Sans répondre, elle repousse derrière lui la porte d’entrée. Le couloir forme un étroit vestibule, assez obscur, clos de toutes parts.

— « Je viens pour la chambre à louer… »

Elle glisse prestement deux doigts dans son corsage, et en tire quelque chose qu’elle lui tend : un minuscule rouleau de papier pelure comme en transportent les pigeons voyageurs. En l’enfouissant au fond de sa poche, Jacques a le temps de sentir sur le papier la tiédeur d’une chair.

— « Je regrette, il y a erreur », fait la jeune femme, à voix haute.

En même temps, elle a rouvert la porte sur le perron. Il cherche son regard, mais elle a baissé les yeux. Il s’incline et sort. La porte se referme aussitôt.
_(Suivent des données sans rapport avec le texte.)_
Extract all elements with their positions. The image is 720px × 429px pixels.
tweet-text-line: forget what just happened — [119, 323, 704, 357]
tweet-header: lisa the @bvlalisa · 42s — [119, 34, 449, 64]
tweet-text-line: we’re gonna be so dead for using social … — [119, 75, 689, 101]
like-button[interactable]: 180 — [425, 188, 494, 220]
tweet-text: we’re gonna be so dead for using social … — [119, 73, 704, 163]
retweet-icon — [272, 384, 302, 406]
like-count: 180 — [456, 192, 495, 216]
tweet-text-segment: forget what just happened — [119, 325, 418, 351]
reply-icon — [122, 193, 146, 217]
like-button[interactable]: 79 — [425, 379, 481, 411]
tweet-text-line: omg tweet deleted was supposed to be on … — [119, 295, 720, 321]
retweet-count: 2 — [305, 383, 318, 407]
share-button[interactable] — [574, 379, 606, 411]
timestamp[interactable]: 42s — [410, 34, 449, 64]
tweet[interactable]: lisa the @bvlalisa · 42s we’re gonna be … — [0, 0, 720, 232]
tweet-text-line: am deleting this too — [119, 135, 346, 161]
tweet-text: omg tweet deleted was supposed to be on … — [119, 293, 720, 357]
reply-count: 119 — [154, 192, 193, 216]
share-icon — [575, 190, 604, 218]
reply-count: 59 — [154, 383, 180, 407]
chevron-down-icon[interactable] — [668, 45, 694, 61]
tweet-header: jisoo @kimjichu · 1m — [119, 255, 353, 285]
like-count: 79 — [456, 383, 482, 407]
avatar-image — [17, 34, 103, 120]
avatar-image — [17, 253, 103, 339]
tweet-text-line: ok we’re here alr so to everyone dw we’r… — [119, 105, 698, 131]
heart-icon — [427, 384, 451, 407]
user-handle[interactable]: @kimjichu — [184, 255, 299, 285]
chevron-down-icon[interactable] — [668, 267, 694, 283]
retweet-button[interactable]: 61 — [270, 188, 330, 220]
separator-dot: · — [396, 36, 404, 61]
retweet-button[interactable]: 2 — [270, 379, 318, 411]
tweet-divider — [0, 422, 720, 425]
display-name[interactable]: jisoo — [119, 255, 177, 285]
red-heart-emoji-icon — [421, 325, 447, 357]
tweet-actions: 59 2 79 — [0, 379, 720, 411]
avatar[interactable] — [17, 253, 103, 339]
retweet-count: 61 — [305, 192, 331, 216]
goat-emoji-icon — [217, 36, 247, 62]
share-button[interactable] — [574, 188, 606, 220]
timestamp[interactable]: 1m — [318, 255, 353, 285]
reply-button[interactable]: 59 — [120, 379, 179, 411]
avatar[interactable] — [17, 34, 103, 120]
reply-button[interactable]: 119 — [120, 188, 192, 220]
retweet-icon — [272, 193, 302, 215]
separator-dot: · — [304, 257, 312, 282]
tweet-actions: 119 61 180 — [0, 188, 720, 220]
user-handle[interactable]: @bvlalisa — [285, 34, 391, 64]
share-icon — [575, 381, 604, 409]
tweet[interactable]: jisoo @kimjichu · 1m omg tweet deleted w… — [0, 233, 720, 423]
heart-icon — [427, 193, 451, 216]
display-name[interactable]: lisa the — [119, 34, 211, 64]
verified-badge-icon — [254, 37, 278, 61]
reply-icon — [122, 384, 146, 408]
Quelques minutes plus tard, penché avec Plattner sur une cuvette photographique, il déchiffre le texte du message :

Renseignements sur opérations en Alsace incitent à agir sans attendre. Ai fixé notre vol au lundi 10. Départ quatre heures du matin. Pendant la nuit de dimanche à lundi, transportez tracts sur hauteurs nord-est de Dittingen. Voir carte-frontière éditée par état-major français. Tirer ligne droite entre G de Burg et D de Dittingen. Point du rendez-vous est situé à égale distance de G et D, sur plateau découvert dominant chemin de terre. Guetter avion dès la fin de la nuit. Si possible, étaler draps blancs sur le terrain pour aider atterrissage. Apportez cinquante litres essence.